LendingTree hit with suit connected to Snowflake hack

A data breach at LendingTree's subsidiary, QuoteWizard, last year continues to affect the company today.

In a recently filed suit, two LendingTree consumers accuse the financial services marketplace of failing to have the proper safety measures in place to safeguard customer data.

"Hundreds of millions of consumers" who used LendingTree allegedly had their data leaked during a cybersecurity incident tied to a broader attack on customers of data storage company Snowflake.

Data was exposed via the Snowflake hack because Lendingtree lacked the protocols to keep it safe, including having two-factor authentication in place, the complaint argues. Following the attack, the unidentified threat actors were auctioning off the consumer data, a source told Insurance Journal last year.

"These companies collectively flouted relevant governmental guidance, regulations, statutes, and industry standards," Linda Pierce, a Texas-resident, and Nathan Thomas, a Washington-based resident, argue in their suit filed Feb. 3. LendingTree did not immediately respond to a request for comment Thursday.

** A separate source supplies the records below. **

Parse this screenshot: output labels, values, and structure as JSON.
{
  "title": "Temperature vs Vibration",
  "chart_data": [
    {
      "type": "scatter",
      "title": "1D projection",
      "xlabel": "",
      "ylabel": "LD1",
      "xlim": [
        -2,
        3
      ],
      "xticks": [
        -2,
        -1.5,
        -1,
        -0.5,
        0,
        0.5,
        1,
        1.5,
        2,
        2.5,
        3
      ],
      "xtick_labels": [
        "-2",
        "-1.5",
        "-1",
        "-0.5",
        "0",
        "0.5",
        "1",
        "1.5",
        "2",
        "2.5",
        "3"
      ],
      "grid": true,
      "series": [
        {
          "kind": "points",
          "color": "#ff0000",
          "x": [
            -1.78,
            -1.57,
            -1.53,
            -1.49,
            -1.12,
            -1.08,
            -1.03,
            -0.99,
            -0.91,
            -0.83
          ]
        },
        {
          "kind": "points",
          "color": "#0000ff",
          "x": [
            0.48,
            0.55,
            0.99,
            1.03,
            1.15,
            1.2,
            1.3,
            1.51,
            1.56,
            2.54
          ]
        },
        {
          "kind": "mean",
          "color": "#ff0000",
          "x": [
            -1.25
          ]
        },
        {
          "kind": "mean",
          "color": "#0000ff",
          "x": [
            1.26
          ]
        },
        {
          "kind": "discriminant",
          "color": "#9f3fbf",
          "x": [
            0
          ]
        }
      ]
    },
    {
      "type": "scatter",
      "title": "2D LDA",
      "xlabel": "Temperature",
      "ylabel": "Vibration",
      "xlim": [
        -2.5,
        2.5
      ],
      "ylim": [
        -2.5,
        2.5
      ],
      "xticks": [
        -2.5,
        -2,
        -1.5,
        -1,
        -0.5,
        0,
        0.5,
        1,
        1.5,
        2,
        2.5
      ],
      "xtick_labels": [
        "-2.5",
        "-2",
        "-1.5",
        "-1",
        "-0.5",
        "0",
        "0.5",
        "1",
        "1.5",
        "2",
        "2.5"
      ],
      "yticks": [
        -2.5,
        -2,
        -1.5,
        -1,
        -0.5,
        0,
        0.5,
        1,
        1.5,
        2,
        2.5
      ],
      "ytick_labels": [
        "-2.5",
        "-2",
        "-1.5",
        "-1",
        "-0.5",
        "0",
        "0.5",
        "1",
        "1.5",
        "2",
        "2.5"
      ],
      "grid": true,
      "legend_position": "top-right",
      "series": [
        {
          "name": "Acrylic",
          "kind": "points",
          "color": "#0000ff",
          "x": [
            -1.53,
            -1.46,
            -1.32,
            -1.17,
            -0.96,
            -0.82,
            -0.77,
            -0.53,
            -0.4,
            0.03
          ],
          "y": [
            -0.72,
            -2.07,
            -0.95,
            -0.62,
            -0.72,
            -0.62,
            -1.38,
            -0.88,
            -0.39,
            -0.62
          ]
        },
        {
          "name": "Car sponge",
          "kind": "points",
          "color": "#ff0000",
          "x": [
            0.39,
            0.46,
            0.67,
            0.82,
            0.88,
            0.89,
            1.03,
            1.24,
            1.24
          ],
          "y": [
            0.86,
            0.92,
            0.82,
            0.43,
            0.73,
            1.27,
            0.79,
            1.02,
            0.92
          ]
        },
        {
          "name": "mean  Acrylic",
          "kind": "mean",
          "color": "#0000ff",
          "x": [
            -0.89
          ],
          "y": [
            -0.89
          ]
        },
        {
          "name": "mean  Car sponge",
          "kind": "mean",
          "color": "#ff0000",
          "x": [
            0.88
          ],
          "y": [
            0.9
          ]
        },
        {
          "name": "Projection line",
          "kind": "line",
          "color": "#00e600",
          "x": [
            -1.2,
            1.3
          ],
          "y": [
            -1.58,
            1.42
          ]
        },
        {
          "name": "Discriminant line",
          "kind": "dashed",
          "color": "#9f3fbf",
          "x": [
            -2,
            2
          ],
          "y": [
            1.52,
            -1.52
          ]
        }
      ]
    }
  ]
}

The financial services platform previously denied that the breach compromised its data, noting the attack "didn't affect information linked to the parent company or financial account information of QuoteWizard customers."

But the plaintiffs argue otherwise. 

Pierce and Thomas claim they both experienced fraud-related events in the aftermath of the attack. Pierce, who applied for a loan through Lendingtree, has seen a surge of notices from a credit monitoring company that her personal information was on the dark web. She has also been bombarded with spam calls and texts, litigation said.

Meanwhile, Thomas, who experienced similar grievances to Pierce, also had fraudulent charges on his card totaling $400 and an unauthorized bank account was opened in his name.

Both plaintiffs, who are asking a North Carolina federal court to certify the suit as a class action, say they've spent ample time and expenses mitigating the imminent and substantial risk of data misuse. They are also asking for undisclosed monetary damages. 

Similar class-action suits filed against other big players in the financial services space, such as Mr. Cooper and Academy Mortgage, have struggled to prove that leaked PII caused harm to all consumers included in the complaints. Mr. Cooper has argued that plaintiffs suing it for its hack — which leaked the social security numbers of 14.7 million customerscannot prove Article III injury. (This standing requires plaintiffs to show they suffered or are about to suffer a concrete harm that is caused by the defendant's actions.) 

This is despite plaintiffs previously detailing several alleged aftermaths of the hack, including one Mr. Cooper customer having $25,000 stolen from her Charles Schwab account and another having 11 credit cards opened in their name.

The mortgage servicer has moved to dismiss the suit, though the case as of Feb. 6 is still pending. The lawsuit filed against Academy Mortgage over its 2023 hack was recently dismissed for failing to provide sufficient evidence of harm.